Current status is: Green: I am completely operational, and all my circuits are functioning perfectly normally.

20180125 @9:46AM – Got an explanation on the Sunday networking incident – a new client of theirs was using a fiber optic transceiver which was mostly compatible but was generating subtle errors that used up all the CPU power of the switch. They swapped it out with a known compatible one, and the interface came back up

20180116 @1:50PM – PNAP’s network came back up. We’re awaiting details from them on the incident.

20180116 @1:45PM – One of our ISPs is having internal network issues (PNAP). All sites – except those using Cloudflare – have IP addresses with both of our ISP’s so are not affected significantly. Clients using Cloudflare can only have one IP address associated with their site (this is set in the Cloudflare control panel), so if set to use a PNAP IP address, that site is down.
For those clients where we have Cloudflare credentials, we will begin logging in to their Cloudflare account and change the IP address to our other provider.

20180106 @11PM – The email server (our sole legacy server) did not reboot correctly (it hadn’t been reset in 262 days), and had to be restored from backups. We took advantage of the downtime to do a full reinstall of the server on new hardware, which was a couple weeks earlier than planned. It now matches our other servers, and is both faster & more resilient for future reboots.

20180106 @3PM – We’ll be rolling out some reboot-needed updates to deal with the Intel “Meltdown” CPU bug. Downtime should be <15 minutes on average with the mail server likely taking longer. The mail server hasn’t been rebooted since March, and will likely be down for 45 minutes to an hour as it does its disk checks.
We expect to need to do at least another reboot cycle for this over the next few weeks.

20171216 @12:48 PM – Moved the disks from the failed server to our spare server, and after going through the normal disk checks, all sites came up fine. (This is why we keep a spare server on hand.)

20171216 @12:40PM – One of our core servers had a total hardware failure (blown motherboard). We’re moving disks to a replacement. (ETA 10 minutes)

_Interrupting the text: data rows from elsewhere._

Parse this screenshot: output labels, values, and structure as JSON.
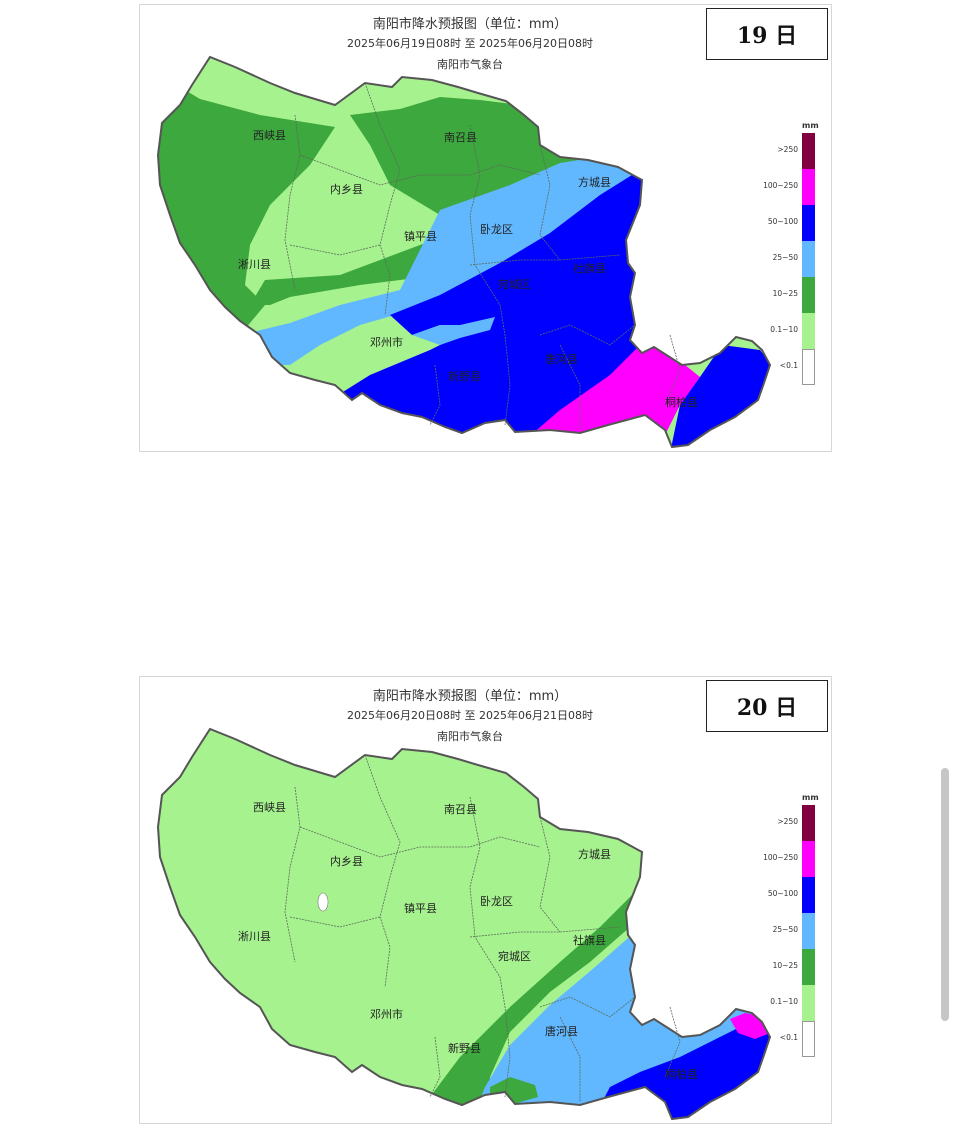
{
  "maps": [
    {
      "title": "南阳市降水预报图（单位：mm）",
      "period": "2025年06月19日08时  至  2025年06月20日08时",
      "agency": "南阳市气象台",
      "day_label": "19 日",
      "district_labels": [
        "西峡县",
        "南召县",
        "内乡县",
        "方城县",
        "卧龙区",
        "镇平县",
        "淅川县",
        "社旗县",
        "宛城区",
        "邓州市",
        "唐河县",
        "新野县",
        "桐柏县"
      ]
    },
    {
      "title": "南阳市降水预报图（单位：mm）",
      "period": "2025年06月20日08时  至  2025年06月21日08时",
      "agency": "南阳市气象台",
      "day_label": "20 日",
      "district_labels": [
        "西峡县",
        "南召县",
        "内乡县",
        "方城县",
        "卧龙区",
        "镇平县",
        "淅川县",
        "社旗县",
        "宛城区",
        "邓州市",
        "唐河县",
        "新野县",
        "桐柏县"
      ]
    }
  ],
  "legend": {
    "unit": "mm",
    "classes": [
      {
        "label": ">250",
        "color": "#800040"
      },
      {
        "label": "100~250",
        "color": "#ff00ff"
      },
      {
        "label": "50~100",
        "color": "#0000ff"
      },
      {
        "label": "25~50",
        "color": "#61b8ff"
      },
      {
        "label": "10~25",
        "color": "#3da83d"
      },
      {
        "label": "0.1~10",
        "color": "#a6f28f"
      },
      {
        "label": "<0.1",
        "color": "#ffffff"
      }
    ]
  }
}
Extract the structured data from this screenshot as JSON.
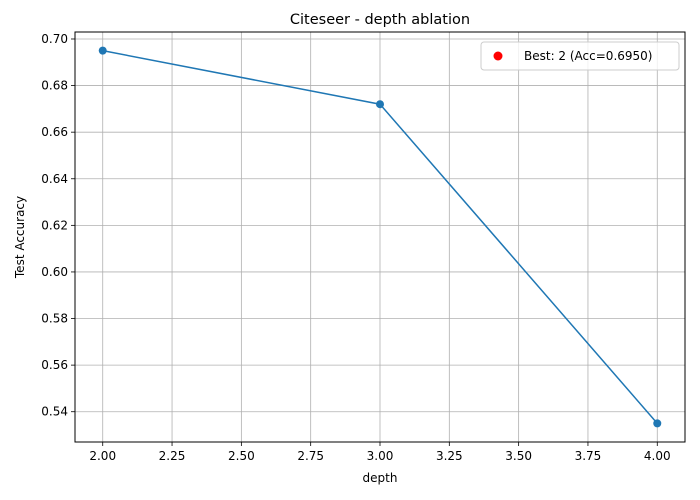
{
  "chart_data": {
    "type": "line",
    "title": "Citeseer - depth ablation",
    "xlabel": "depth",
    "ylabel": "Test Accuracy",
    "xlim": [
      1.9,
      4.1
    ],
    "ylim": [
      0.527,
      0.703
    ],
    "xticks": [
      2.0,
      2.25,
      2.5,
      2.75,
      3.0,
      3.25,
      3.5,
      3.75,
      4.0
    ],
    "xtick_labels": [
      "2.00",
      "2.25",
      "2.50",
      "2.75",
      "3.00",
      "3.25",
      "3.50",
      "3.75",
      "4.00"
    ],
    "yticks": [
      0.54,
      0.56,
      0.58,
      0.6,
      0.62,
      0.64,
      0.66,
      0.68,
      0.7
    ],
    "ytick_labels": [
      "0.54",
      "0.56",
      "0.58",
      "0.60",
      "0.62",
      "0.64",
      "0.66",
      "0.68",
      "0.70"
    ],
    "grid": true,
    "legend_position": "top-right",
    "series": [
      {
        "x": [
          2,
          3,
          4
        ],
        "y": [
          0.695,
          0.672,
          0.535
        ],
        "color": "#1f77b4",
        "marker": "circle"
      }
    ],
    "best_point": {
      "label": "Best: 2 (Acc=0.6950)",
      "color": "#ff0000"
    }
  }
}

20171210: One Phoenix webserver (whphx5) is on a server that just suffered a disk failure. We’re doing an emergency out-of-band backup and will then replace the disk. (Doing it in this order lessens the risk of changes since the last backup being lost if additional disks fail.)

 

 


 

Green: I am completely operational, and all my circuits are functioning perfectly normally.

AMBER: External network issues.

RED: Zombie Apocalypse

Magenta – a service is down, but not really an emergency.